Energy Market Report – 10th May 2018
May 10, 2018
- The UK gas and electricity seasonal contracts are trading higher, amid strong and bullish fundamentals
- The Bank of England is expected to decide on changes to interest rates today
- The US inflation data is due to be published today
UK Electricity Prices:
The UK Electricity Day Ahead and Month Ahead shed about £0.2 /MWh this morning, on the back of falling electricity demand. The National Grid demand system is quite comfortable with nuclear, gas fired power stations and wind farms producing enough energy. Once again, we are observing another day without coal in the power generation mix.

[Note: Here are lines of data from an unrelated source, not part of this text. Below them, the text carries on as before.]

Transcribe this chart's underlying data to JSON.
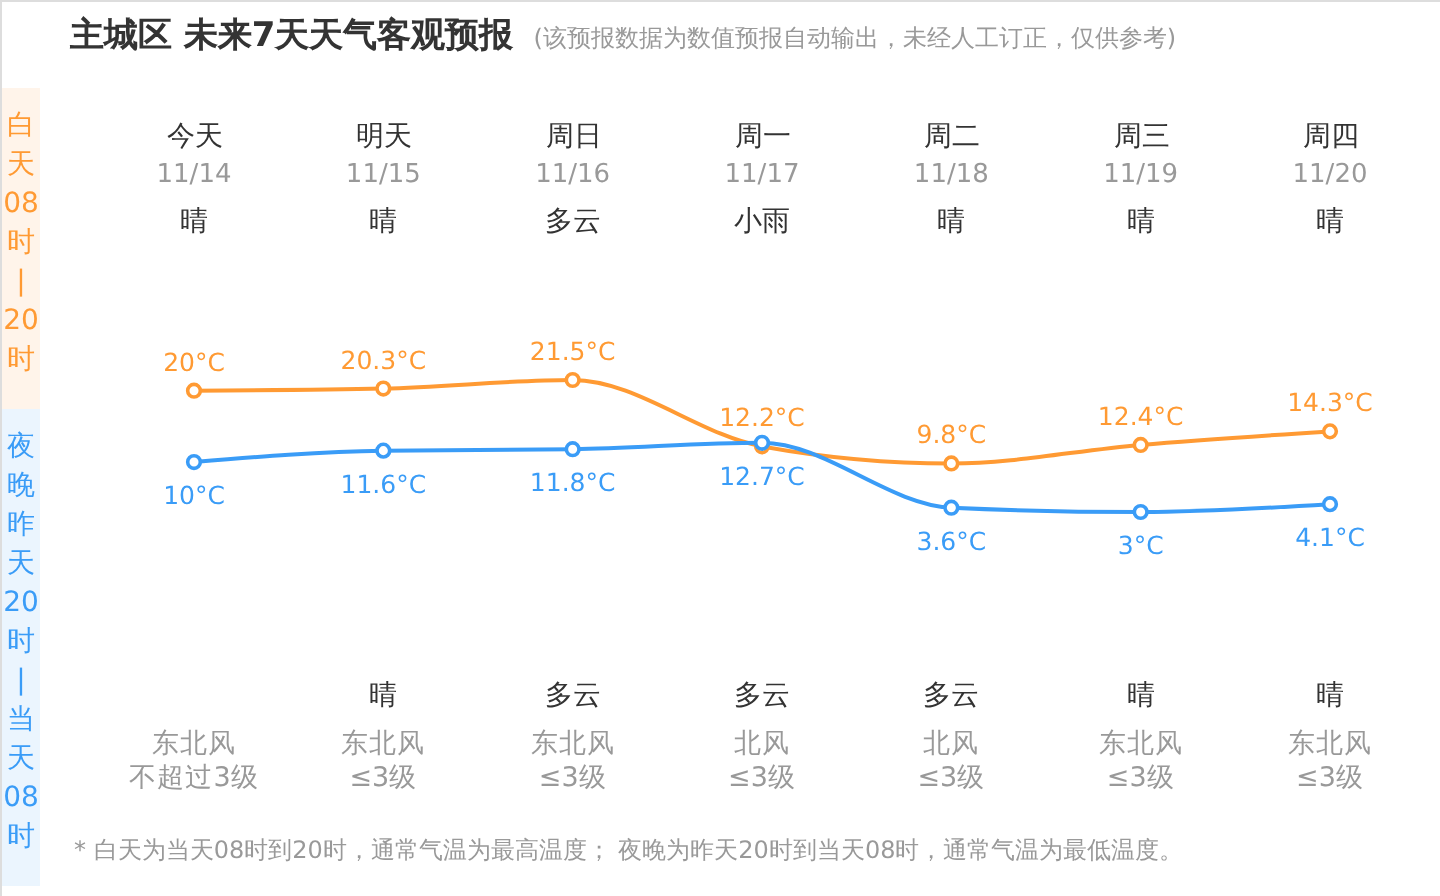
{
  "chart_data": {
    "type": "line",
    "title": "主城区 未来7天天气客观预报",
    "subtitle": "(该预报数据为数值预报自动输出，未经人工订正，仅供参考)",
    "categories": [
      "今天",
      "明天",
      "周日",
      "周一",
      "周二",
      "周三",
      "周四"
    ],
    "series": [
      {
        "name": "白天08时|20时",
        "color": "#ff9a33",
        "values": [
          20,
          20.3,
          21.5,
          12.2,
          9.8,
          12.4,
          14.3
        ],
        "value_labels": [
          "20°C",
          "20.3°C",
          "21.5°C",
          "12.2°C",
          "9.8°C",
          "12.4°C",
          "14.3°C"
        ]
      },
      {
        "name": "夜晚昨天20时|当天08时",
        "color": "#3a9cf7",
        "values": [
          10,
          11.6,
          11.8,
          12.7,
          3.6,
          3,
          4.1
        ],
        "value_labels": [
          "10°C",
          "11.6°C",
          "11.8°C",
          "12.7°C",
          "3.6°C",
          "3°C",
          "4.1°C"
        ]
      }
    ],
    "marker": "circle",
    "line_style": "solid",
    "legend": "left",
    "tick_labels": "x",
    "annotations": [
      "11/14",
      "11/15",
      "11/16",
      "11/17",
      "11/18",
      "11/19",
      "11/20",
      "晴",
      "晴",
      "多云",
      "小雨",
      "晴",
      "晴",
      "晴",
      "晴",
      "多云",
      "多云",
      "多云",
      "晴",
      "晴",
      "东北风",
      "东北风",
      "东北风",
      "北风",
      "北风",
      "东北风",
      "东北风",
      "不超过3级",
      "≤3级",
      "≤3级",
      "≤3级",
      "≤3级",
      "≤3级",
      "≤3级",
      "* 白天为当天08时到20时，通常气温为最高温度；  夜晚为昨天20时到当天08时，通常气温为最低温度。"
    ]
  }
}
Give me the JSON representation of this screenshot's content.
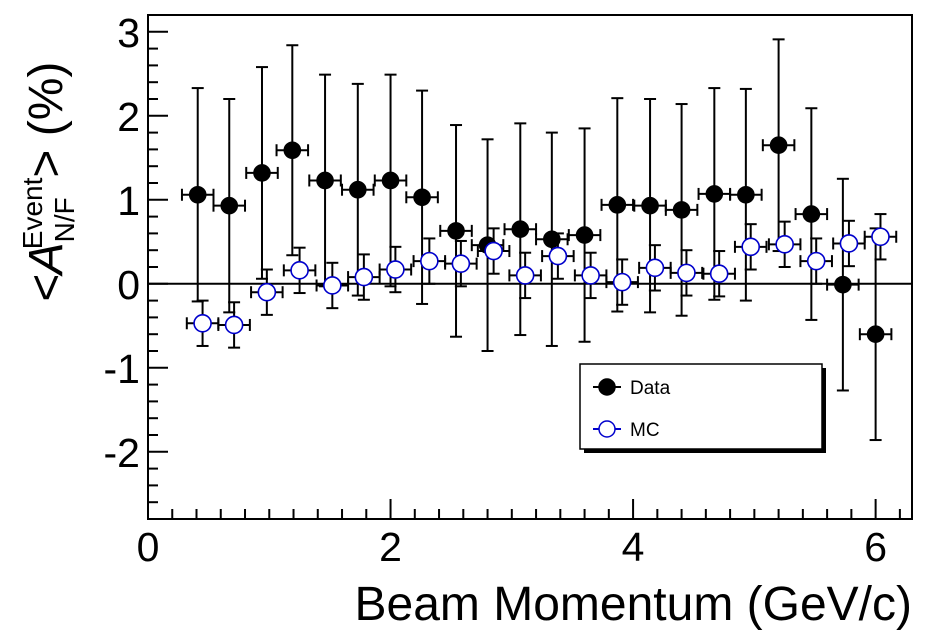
{
  "chart_data": {
    "type": "scatter",
    "xlabel": "Beam Momentum (GeV/c)",
    "ylabel": {
      "main": "<A",
      "superscript": "Event",
      "subscript": "N/F",
      "suffix": "> (%)"
    },
    "xlim": [
      0,
      6.3
    ],
    "ylim": [
      -2.8,
      3.2
    ],
    "x_ticks": [
      0,
      2,
      4,
      6
    ],
    "y_ticks": [
      -2,
      -1,
      0,
      1,
      2,
      3
    ],
    "x_tick_labels": [
      "0",
      "2",
      "4",
      "6"
    ],
    "y_tick_labels": [
      "-2",
      "-1",
      "0",
      "1",
      "2",
      "3"
    ],
    "zero_line": true,
    "grid": false,
    "legend_position": "bottom-right",
    "series": [
      {
        "name": "Data",
        "marker": "filled-circle",
        "color": "#000000",
        "points": [
          {
            "x": 0.41,
            "y": 1.06,
            "xerr": 0.13,
            "yerr_hi": 1.27,
            "yerr_lo": 1.27
          },
          {
            "x": 0.67,
            "y": 0.93,
            "xerr": 0.13,
            "yerr_hi": 1.27,
            "yerr_lo": 1.27
          },
          {
            "x": 0.94,
            "y": 1.32,
            "xerr": 0.13,
            "yerr_hi": 1.26,
            "yerr_lo": 1.26
          },
          {
            "x": 1.19,
            "y": 1.59,
            "xerr": 0.13,
            "yerr_hi": 1.25,
            "yerr_lo": 1.25
          },
          {
            "x": 1.46,
            "y": 1.23,
            "xerr": 0.13,
            "yerr_hi": 1.26,
            "yerr_lo": 1.26
          },
          {
            "x": 1.73,
            "y": 1.12,
            "xerr": 0.13,
            "yerr_hi": 1.26,
            "yerr_lo": 1.26
          },
          {
            "x": 2.0,
            "y": 1.23,
            "xerr": 0.13,
            "yerr_hi": 1.26,
            "yerr_lo": 1.26
          },
          {
            "x": 2.26,
            "y": 1.03,
            "xerr": 0.13,
            "yerr_hi": 1.27,
            "yerr_lo": 1.27
          },
          {
            "x": 2.54,
            "y": 0.63,
            "xerr": 0.13,
            "yerr_hi": 1.26,
            "yerr_lo": 1.26
          },
          {
            "x": 2.8,
            "y": 0.46,
            "xerr": 0.13,
            "yerr_hi": 1.26,
            "yerr_lo": 1.26
          },
          {
            "x": 3.07,
            "y": 0.65,
            "xerr": 0.13,
            "yerr_hi": 1.26,
            "yerr_lo": 1.26
          },
          {
            "x": 3.33,
            "y": 0.53,
            "xerr": 0.13,
            "yerr_hi": 1.27,
            "yerr_lo": 1.27
          },
          {
            "x": 3.6,
            "y": 0.58,
            "xerr": 0.13,
            "yerr_hi": 1.27,
            "yerr_lo": 1.27
          },
          {
            "x": 3.87,
            "y": 0.94,
            "xerr": 0.13,
            "yerr_hi": 1.27,
            "yerr_lo": 1.27
          },
          {
            "x": 4.14,
            "y": 0.93,
            "xerr": 0.13,
            "yerr_hi": 1.27,
            "yerr_lo": 1.27
          },
          {
            "x": 4.4,
            "y": 0.88,
            "xerr": 0.13,
            "yerr_hi": 1.26,
            "yerr_lo": 1.26
          },
          {
            "x": 4.67,
            "y": 1.07,
            "xerr": 0.13,
            "yerr_hi": 1.26,
            "yerr_lo": 1.26
          },
          {
            "x": 4.93,
            "y": 1.06,
            "xerr": 0.13,
            "yerr_hi": 1.26,
            "yerr_lo": 1.26
          },
          {
            "x": 5.2,
            "y": 1.65,
            "xerr": 0.13,
            "yerr_hi": 1.26,
            "yerr_lo": 1.26
          },
          {
            "x": 5.47,
            "y": 0.83,
            "xerr": 0.13,
            "yerr_hi": 1.26,
            "yerr_lo": 1.26
          },
          {
            "x": 5.73,
            "y": -0.01,
            "xerr": 0.13,
            "yerr_hi": 1.26,
            "yerr_lo": 1.26
          },
          {
            "x": 6.0,
            "y": -0.6,
            "xerr": 0.13,
            "yerr_hi": 1.26,
            "yerr_lo": 1.26
          }
        ]
      },
      {
        "name": "MC",
        "marker": "open-circle",
        "color": "#0000cc",
        "points": [
          {
            "x": 0.45,
            "y": -0.47,
            "xerr": 0.13,
            "yerr_hi": 0.27,
            "yerr_lo": 0.27
          },
          {
            "x": 0.71,
            "y": -0.49,
            "xerr": 0.13,
            "yerr_hi": 0.27,
            "yerr_lo": 0.27
          },
          {
            "x": 0.98,
            "y": -0.1,
            "xerr": 0.13,
            "yerr_hi": 0.27,
            "yerr_lo": 0.27
          },
          {
            "x": 1.25,
            "y": 0.16,
            "xerr": 0.13,
            "yerr_hi": 0.27,
            "yerr_lo": 0.27
          },
          {
            "x": 1.52,
            "y": -0.02,
            "xerr": 0.13,
            "yerr_hi": 0.27,
            "yerr_lo": 0.27
          },
          {
            "x": 1.78,
            "y": 0.08,
            "xerr": 0.13,
            "yerr_hi": 0.27,
            "yerr_lo": 0.27
          },
          {
            "x": 2.04,
            "y": 0.17,
            "xerr": 0.13,
            "yerr_hi": 0.27,
            "yerr_lo": 0.27
          },
          {
            "x": 2.32,
            "y": 0.27,
            "xerr": 0.13,
            "yerr_hi": 0.27,
            "yerr_lo": 0.27
          },
          {
            "x": 2.58,
            "y": 0.24,
            "xerr": 0.13,
            "yerr_hi": 0.27,
            "yerr_lo": 0.27
          },
          {
            "x": 2.85,
            "y": 0.39,
            "xerr": 0.13,
            "yerr_hi": 0.27,
            "yerr_lo": 0.27
          },
          {
            "x": 3.11,
            "y": 0.1,
            "xerr": 0.13,
            "yerr_hi": 0.27,
            "yerr_lo": 0.27
          },
          {
            "x": 3.38,
            "y": 0.33,
            "xerr": 0.13,
            "yerr_hi": 0.27,
            "yerr_lo": 0.27
          },
          {
            "x": 3.65,
            "y": 0.1,
            "xerr": 0.13,
            "yerr_hi": 0.27,
            "yerr_lo": 0.27
          },
          {
            "x": 3.91,
            "y": 0.02,
            "xerr": 0.13,
            "yerr_hi": 0.27,
            "yerr_lo": 0.27
          },
          {
            "x": 4.18,
            "y": 0.19,
            "xerr": 0.13,
            "yerr_hi": 0.27,
            "yerr_lo": 0.27
          },
          {
            "x": 4.44,
            "y": 0.13,
            "xerr": 0.13,
            "yerr_hi": 0.27,
            "yerr_lo": 0.27
          },
          {
            "x": 4.71,
            "y": 0.12,
            "xerr": 0.13,
            "yerr_hi": 0.27,
            "yerr_lo": 0.27
          },
          {
            "x": 4.97,
            "y": 0.44,
            "xerr": 0.13,
            "yerr_hi": 0.27,
            "yerr_lo": 0.27
          },
          {
            "x": 5.25,
            "y": 0.47,
            "xerr": 0.13,
            "yerr_hi": 0.27,
            "yerr_lo": 0.27
          },
          {
            "x": 5.51,
            "y": 0.27,
            "xerr": 0.13,
            "yerr_hi": 0.27,
            "yerr_lo": 0.27
          },
          {
            "x": 5.78,
            "y": 0.48,
            "xerr": 0.13,
            "yerr_hi": 0.27,
            "yerr_lo": 0.27
          },
          {
            "x": 6.04,
            "y": 0.56,
            "xerr": 0.13,
            "yerr_hi": 0.27,
            "yerr_lo": 0.27
          }
        ]
      }
    ]
  }
}
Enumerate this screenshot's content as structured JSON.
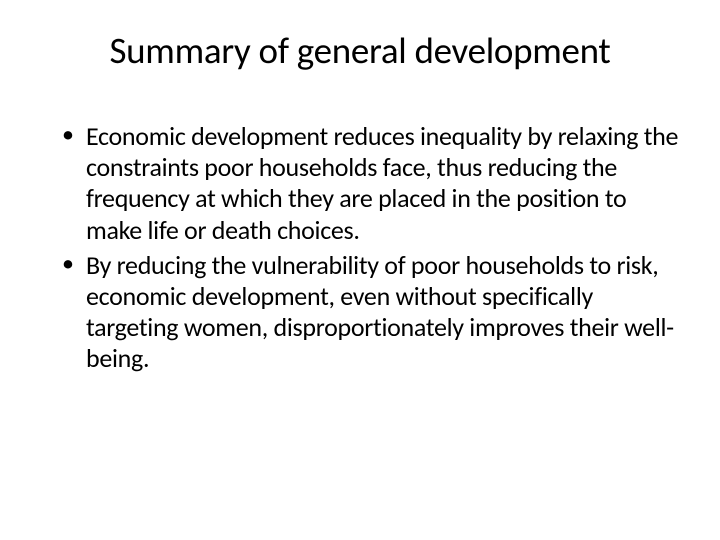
{
  "slide": {
    "title": "Summary of general development",
    "bullets": [
      "Economic development reduces inequality by relaxing the constraints poor households face, thus reducing the frequency at which they are placed in the position to make life or death choices.",
      "By reducing the vulnerability of poor households to risk, economic development, even without specifically targeting women, disproportionately improves their well-being."
    ]
  },
  "styling": {
    "background_color": "#ffffff",
    "text_color": "#000000",
    "title_fontsize": 37,
    "body_fontsize": 26,
    "font_family": "Calibri"
  }
}
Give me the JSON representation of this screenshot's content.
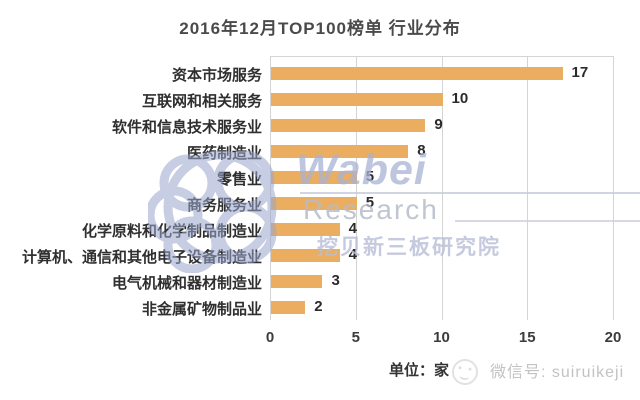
{
  "title": "2016年12月TOP100榜单 行业分布",
  "chart_data": {
    "type": "bar",
    "orientation": "horizontal",
    "title": "2016年12月TOP100榜单 行业分布",
    "categories": [
      "资本市场服务",
      "互联网和相关服务",
      "软件和信息技术服务业",
      "医药制造业",
      "零售业",
      "商务服务业",
      "化学原料和化学制品制造业",
      "计算机、通信和其他电子设备制造业",
      "电气机械和器材制造业",
      "非金属矿物制品业"
    ],
    "values": [
      17,
      10,
      9,
      8,
      5,
      5,
      4,
      4,
      3,
      2
    ],
    "xlabel": "",
    "ylabel": "",
    "xlim": [
      0,
      20
    ],
    "x_ticks": [
      0,
      5,
      10,
      15,
      20
    ],
    "grid": true,
    "legend": "none",
    "bar_color": "#ebae60",
    "value_labels_shown": true
  },
  "footer": {
    "unit_label": "单位：家",
    "wechat_label": "微信号: suiruikeji"
  },
  "watermark": {
    "brand": "Wabei",
    "subtitle": "Research",
    "cn_name": "挖贝新三板研究院",
    "color": "#a9b2d3"
  }
}
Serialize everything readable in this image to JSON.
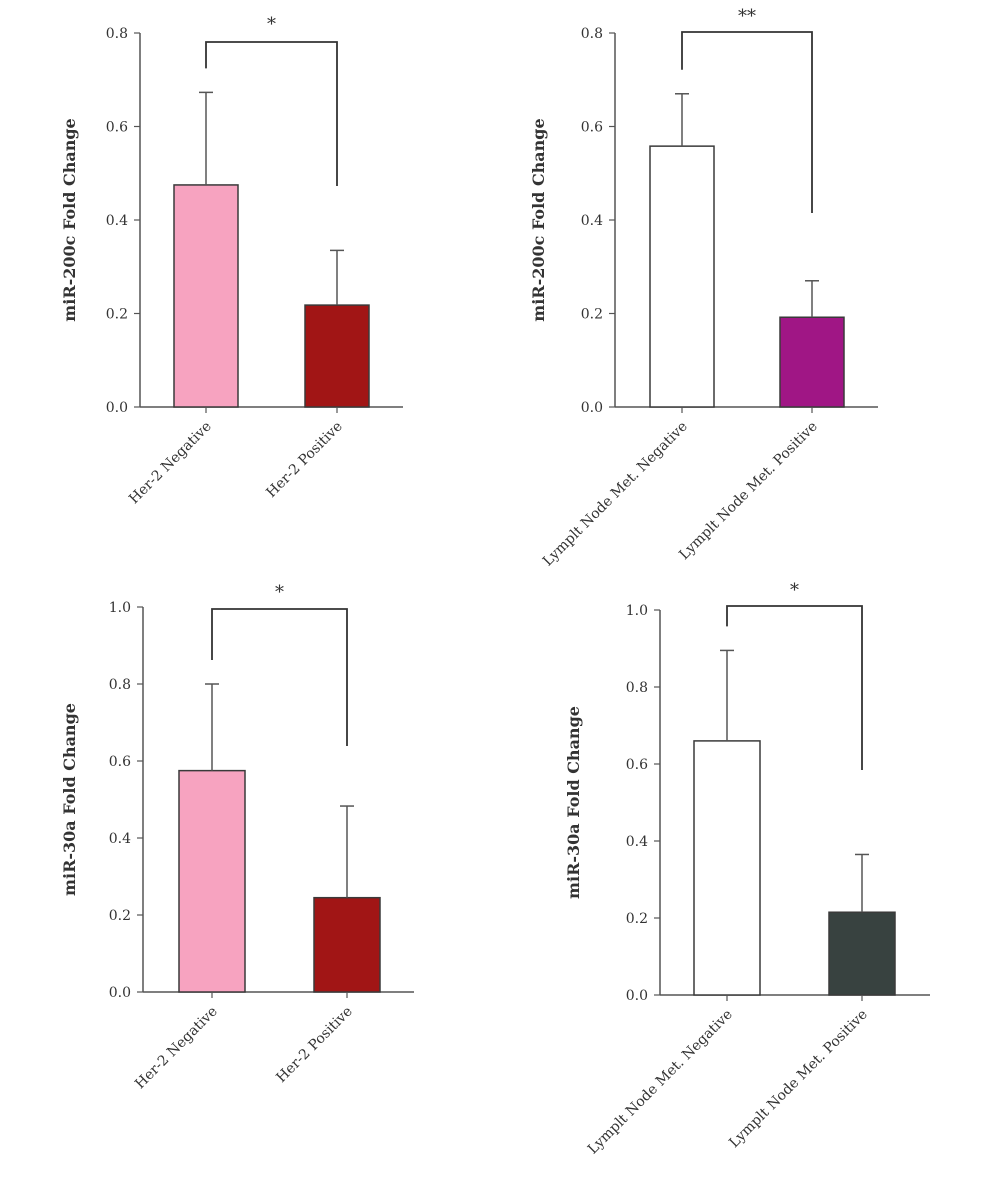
{
  "chart_data": [
    {
      "type": "bar",
      "ylabel": "miR-200c Fold Change",
      "ylim": [
        0,
        0.8
      ],
      "yticks": [
        "0.0",
        "0.2",
        "0.4",
        "0.6",
        "0.8"
      ],
      "categories": [
        "Her-2 Negative",
        "Her-2 Positive"
      ],
      "values": [
        0.475,
        0.218
      ],
      "error": [
        0.198,
        0.117
      ],
      "colors": [
        "#f7a3c0",
        "#a11515"
      ],
      "significance": "*"
    },
    {
      "type": "bar",
      "ylabel": "miR-200c Fold Change",
      "ylim": [
        0,
        0.8
      ],
      "yticks": [
        "0.0",
        "0.2",
        "0.4",
        "0.6",
        "0.8"
      ],
      "categories": [
        "Lymplt Node Met. Negative",
        "Lymplt Node Met. Positive"
      ],
      "values": [
        0.558,
        0.192
      ],
      "error": [
        0.112,
        0.078
      ],
      "colors": [
        "#ffffff",
        "#a01685"
      ],
      "significance": "**"
    },
    {
      "type": "bar",
      "ylabel": "miR-30a Fold Change",
      "ylim": [
        0,
        1.0
      ],
      "yticks": [
        "0.0",
        "0.2",
        "0.4",
        "0.6",
        "0.8",
        "1.0"
      ],
      "categories": [
        "Her-2 Negative",
        "Her-2 Positive"
      ],
      "values": [
        0.575,
        0.245
      ],
      "error": [
        0.225,
        0.238
      ],
      "colors": [
        "#f7a3c0",
        "#a11515"
      ],
      "significance": "*"
    },
    {
      "type": "bar",
      "ylabel": "miR-30a Fold Change",
      "ylim": [
        0,
        1.0
      ],
      "yticks": [
        "0.0",
        "0.2",
        "0.4",
        "0.6",
        "0.8",
        "1.0"
      ],
      "categories": [
        "Lymplt Node Met. Negative",
        "Lymplt Node Met. Positive"
      ],
      "values": [
        0.66,
        0.215
      ],
      "error": [
        0.235,
        0.15
      ],
      "colors": [
        "#ffffff",
        "#384240"
      ],
      "significance": "*"
    }
  ]
}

While the spot and prompt contracts are trading lower, the forward curve is up. Rising oil and coal prices provide a bullish sentiment to the UK electricity curve. Coal contracts for delivery in 2019 reached the highest level since January amid rising Asian demand since the beginning of this year. At the same time carbon emission contracts for 2018 delivery reached the highest level ever.
UK Natural Gas Prices:
The prompt gas prices strengthen this morning due to unplanned outages at St Fergus and Kollsness Norwegian processing plants. The Gas demand system is short by about 6 million cubic meters, hence we are observing higher withdrawals from gas storages.
Forward curve contracts witnessed limited activity. While Win-19 and Sum-20 barely changed since yesterday, Win-18 and Sum-19 are trading higher. The seasonal contracts edged up on the back of rising oil prices.
The Bank of England (BoE) is going to decided on whether to increase interest rates today at 12 pm. The current interest rate for the UK is 0.5 %. At the same time UK Industrial production edged up 0.1% month on month in March amid expectations of 0.2% rise.
Elsewhere, all eyes are focus on the U.S inflation data. The actual core U.S inflation is expected to grow up to 2.2%. a jump in inflation would be a signal for the US Federal Reserve Bank to raise interest rates.